Surveillance of a particular environment, such as a vehicle roadway, using a series of successive cameras includes many inherent problems. Frequently, successive cameras, referred to as camera pairs, are “non-overlapping,” meaning that the areas viewed or monitored by each camera does not overlap with the subsequent camera in the series. An example non-overlapping camera environment may be a complex road network with stationary cameras fixed along the road network, wherein the number of cameras is minimized to provide large area coverage, and hence the cameras do not overlap. As such, for a given environment, there are “gaps” or portion of the environment which are not monitored by a camera. In these cases, a vehicle passes through a viewable range of a first camera and is tracked. The vehicle then proceeds into a gap, or non-monitored area. The vehicle then enters the viewable range of the second camera (the next successive camera in the series). For certain applications, it is critical to track and identify a vehicle as it spans the distance covered by the two cameras. As such, the image or images of that vehicle identified by the first camera must be matched with the image or images of the same vehicle identified by the second camera. For example, identifying that the vehicle captured by the first camera is the same as the vehicle captured by the second camera may allow law enforcement agencies or other government entities to determine the rate of speed of the vehicle and/or the direction that vehicle is traveling. In addition, vehicle identification may be used for wide-area freeway traffic surveillance and control, specifically to measure link travel time (i.e., the actual time taken for traffic to travel between two fixed points on the freeway network), and to track the total number of vehicles traveling between any two points on the network in a given time interval.

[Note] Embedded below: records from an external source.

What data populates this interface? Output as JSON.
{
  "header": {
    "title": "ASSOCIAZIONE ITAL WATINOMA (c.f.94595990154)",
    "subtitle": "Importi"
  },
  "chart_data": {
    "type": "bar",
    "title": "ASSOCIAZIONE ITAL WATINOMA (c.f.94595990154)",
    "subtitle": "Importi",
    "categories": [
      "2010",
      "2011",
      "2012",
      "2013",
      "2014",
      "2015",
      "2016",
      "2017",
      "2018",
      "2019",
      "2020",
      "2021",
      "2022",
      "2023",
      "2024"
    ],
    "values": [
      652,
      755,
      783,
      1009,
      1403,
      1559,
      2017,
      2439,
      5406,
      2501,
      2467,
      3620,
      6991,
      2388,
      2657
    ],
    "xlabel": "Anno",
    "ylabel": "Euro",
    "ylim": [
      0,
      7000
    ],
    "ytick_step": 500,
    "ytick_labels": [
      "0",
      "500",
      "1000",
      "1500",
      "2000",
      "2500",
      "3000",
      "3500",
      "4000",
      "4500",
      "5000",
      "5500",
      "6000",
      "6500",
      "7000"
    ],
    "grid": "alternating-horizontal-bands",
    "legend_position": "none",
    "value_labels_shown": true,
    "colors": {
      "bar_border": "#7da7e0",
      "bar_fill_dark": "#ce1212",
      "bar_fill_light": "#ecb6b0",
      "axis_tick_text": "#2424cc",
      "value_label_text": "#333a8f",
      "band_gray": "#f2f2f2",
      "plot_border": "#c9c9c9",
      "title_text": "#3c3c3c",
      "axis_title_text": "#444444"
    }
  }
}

Another conventional approach to computing the probability that two vehicle observations across two cameras are derived from the same vehicle or two different vehicles involves aligning and matching oriented edge images of pairs of vehicles across two cameras on the basis of which the same-different probabilities are learned. However, given the variations in appearances and aspect of the same vehicle across disparate observations (i.e., cameras having different surroundings and environmental influences), direct matching according to this approach may not consistently provide a reliable means of computing same-different probabilities.
Other exemplary approaches rely on direct object matching and feature learning to identify and track objects between multiple cameras. See e.g., “Bayesian multi-camera surveillance” by V. Kettnaker et al., published in Proceedings IEEE Conf. on Computer Vision and Pattern Recognition (CVPR99) (1999) and “Tracking many objects with many sensors” by Hanna Pasula et al., published in International Joint Conferences on Artificial Intelligence, pages 1160-1171 (IJ-CA199) (1999).
However, directly matching vehicle objects between a pair of non-overlapping cameras can be very difficult due to drastic environmental differences between the two cameras, such as illumination, appearance and aspect changes.
Therefore, there is a need for a method and a system for efficiently and effectively matching a vehicle across non-overlapping camera pairs, without inter-camera matching.